The style of the chancellor in England is Lord High Chancellor of Great Britain. He takes rank above all dukes not of the blood royal, and next to the Archbishop of Canterbury. He is technically appointed by the delivery of the Great Seal into his custody, but in reality he is a member of the ministry of the day, and, like any other member, is dependent on the favour of the prime minister and of the House of Commons for the tenure of his office. Of one lord chancellor (Brougham) it was said, "If he knew a little of law he would know a little of everything," so greatly occasionally has party spirit dominated in the appointment of this officer. The resumption of the Great Seal by the king determines his office. By virtue of his office he is the confidential adviser of the sovereign in law and in state affairs, hence his common designation as "keeper of the king's conscience;" he is also a privy councillor, speaker and prolocutor of the House of Lords, chief judge in the Supreme Court of Judicature, and the head of the profession of the law; visitor in the king's right of all hospitals and colleges of royal foundation; and patron of certain crown livings. He appoints and removes all justices of the peace, issues writs for parliaments, and transacts all business connected with the Great Seal. To him is still intrusted, as representing the paternal character of the sovereign, the care of infants and their property, and he has the jurisdiction over idiots and lunatics by special delegation from the crown. He also exercises a special jurisdiction as to charitable uses, friendly societies, infant, lunatic, and idiot trustees in bankruptcy, and in many other cases. He has concurrent jurisdiction with the other judges with respect to writs of habeas corpus.
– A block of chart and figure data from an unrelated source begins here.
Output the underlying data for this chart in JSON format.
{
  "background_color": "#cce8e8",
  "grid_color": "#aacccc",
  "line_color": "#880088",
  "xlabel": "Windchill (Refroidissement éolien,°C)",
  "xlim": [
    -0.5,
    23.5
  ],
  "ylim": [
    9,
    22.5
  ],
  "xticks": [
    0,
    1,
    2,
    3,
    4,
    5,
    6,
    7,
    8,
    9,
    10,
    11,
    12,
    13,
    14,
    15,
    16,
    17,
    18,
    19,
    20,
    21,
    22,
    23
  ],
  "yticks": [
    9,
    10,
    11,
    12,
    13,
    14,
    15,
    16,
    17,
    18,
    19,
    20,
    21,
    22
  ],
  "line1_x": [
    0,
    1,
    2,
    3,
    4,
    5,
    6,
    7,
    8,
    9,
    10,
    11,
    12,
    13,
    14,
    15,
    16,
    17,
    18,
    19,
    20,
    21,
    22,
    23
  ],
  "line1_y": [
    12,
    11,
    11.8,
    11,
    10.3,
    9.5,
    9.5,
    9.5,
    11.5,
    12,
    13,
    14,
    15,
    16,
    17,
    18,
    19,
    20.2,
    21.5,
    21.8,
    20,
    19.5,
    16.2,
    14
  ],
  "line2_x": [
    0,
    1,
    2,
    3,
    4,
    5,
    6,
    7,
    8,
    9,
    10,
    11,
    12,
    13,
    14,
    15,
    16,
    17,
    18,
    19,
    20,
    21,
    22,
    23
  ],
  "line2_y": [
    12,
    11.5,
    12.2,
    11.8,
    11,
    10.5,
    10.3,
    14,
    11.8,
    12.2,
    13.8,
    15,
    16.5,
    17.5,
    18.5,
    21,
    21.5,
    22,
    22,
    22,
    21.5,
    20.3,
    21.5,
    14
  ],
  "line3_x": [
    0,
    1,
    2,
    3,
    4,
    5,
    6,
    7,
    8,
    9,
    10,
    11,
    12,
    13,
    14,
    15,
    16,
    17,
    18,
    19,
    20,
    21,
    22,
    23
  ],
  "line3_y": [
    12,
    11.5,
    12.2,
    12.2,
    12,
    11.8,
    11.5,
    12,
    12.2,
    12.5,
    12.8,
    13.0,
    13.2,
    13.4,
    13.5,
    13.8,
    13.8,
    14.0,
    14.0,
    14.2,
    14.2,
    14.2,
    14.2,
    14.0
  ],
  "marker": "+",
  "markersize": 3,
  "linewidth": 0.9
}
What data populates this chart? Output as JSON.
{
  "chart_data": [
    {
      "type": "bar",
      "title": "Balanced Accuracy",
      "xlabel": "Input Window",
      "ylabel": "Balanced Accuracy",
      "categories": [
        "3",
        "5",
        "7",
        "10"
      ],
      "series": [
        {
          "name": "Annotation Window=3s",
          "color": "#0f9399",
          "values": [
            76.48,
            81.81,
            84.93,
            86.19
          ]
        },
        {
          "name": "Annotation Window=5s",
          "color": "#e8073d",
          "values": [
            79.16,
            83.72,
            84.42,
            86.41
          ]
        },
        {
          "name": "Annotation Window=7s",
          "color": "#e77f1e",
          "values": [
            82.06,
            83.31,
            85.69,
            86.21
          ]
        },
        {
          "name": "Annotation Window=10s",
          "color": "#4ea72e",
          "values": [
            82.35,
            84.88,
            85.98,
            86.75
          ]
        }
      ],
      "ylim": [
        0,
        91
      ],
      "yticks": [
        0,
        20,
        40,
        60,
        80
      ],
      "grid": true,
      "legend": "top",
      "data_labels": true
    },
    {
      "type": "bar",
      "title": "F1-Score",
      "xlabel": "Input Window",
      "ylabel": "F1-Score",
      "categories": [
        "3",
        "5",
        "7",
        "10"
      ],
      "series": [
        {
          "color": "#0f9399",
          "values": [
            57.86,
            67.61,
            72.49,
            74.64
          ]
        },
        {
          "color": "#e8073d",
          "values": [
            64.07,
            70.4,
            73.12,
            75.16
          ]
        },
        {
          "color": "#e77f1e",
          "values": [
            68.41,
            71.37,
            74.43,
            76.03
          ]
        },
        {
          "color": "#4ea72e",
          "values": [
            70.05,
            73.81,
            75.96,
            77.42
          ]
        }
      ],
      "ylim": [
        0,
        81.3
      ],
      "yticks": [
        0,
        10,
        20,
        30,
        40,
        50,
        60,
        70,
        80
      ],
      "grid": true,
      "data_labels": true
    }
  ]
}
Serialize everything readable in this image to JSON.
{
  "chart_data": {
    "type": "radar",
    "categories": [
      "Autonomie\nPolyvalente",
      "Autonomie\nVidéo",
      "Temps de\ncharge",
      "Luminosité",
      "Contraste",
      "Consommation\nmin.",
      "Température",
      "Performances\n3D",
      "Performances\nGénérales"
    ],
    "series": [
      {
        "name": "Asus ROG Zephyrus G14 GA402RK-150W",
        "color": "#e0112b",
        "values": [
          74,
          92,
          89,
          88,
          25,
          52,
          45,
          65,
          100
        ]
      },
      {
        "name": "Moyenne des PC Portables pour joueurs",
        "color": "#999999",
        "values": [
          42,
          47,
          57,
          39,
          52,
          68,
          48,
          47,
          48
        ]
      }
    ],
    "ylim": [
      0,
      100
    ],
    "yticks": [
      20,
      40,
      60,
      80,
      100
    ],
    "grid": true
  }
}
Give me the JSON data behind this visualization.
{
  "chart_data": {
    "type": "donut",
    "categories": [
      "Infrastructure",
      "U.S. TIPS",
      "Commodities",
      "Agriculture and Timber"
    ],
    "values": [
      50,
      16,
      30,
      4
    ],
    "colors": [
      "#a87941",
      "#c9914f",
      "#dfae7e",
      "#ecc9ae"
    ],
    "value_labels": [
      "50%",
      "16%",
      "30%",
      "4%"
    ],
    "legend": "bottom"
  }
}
By the 3 & 4 Will. IV. c. 111, s. 3, the crown is empowered to grant an annuity of £5000 a year to the lord chancellor or lord keeper on his resignation of office. The salary of the lord chancellor is £10,000 a year, and is paid out of the Suitors' Fee Fund. There is also a lord high chancellor of Ireland, whose authority within his own jurisdiction is in most respects the same as that of the lord high chancellor of Great Britain. The salary of the Irish chancellor (paid out of the Consolidated Fund) is £8000 a year. His retiring pension is £3692 a year.

The Chancellor of a Diocese or of a Bishop is vicargeneral to the bishop, holds his courts, and assists him in matters of ecclesiastical law. He has a freehold in his office, and he is not necessarily an ecclesiastic; but if he is a layman or married he must be a doctor of civil law.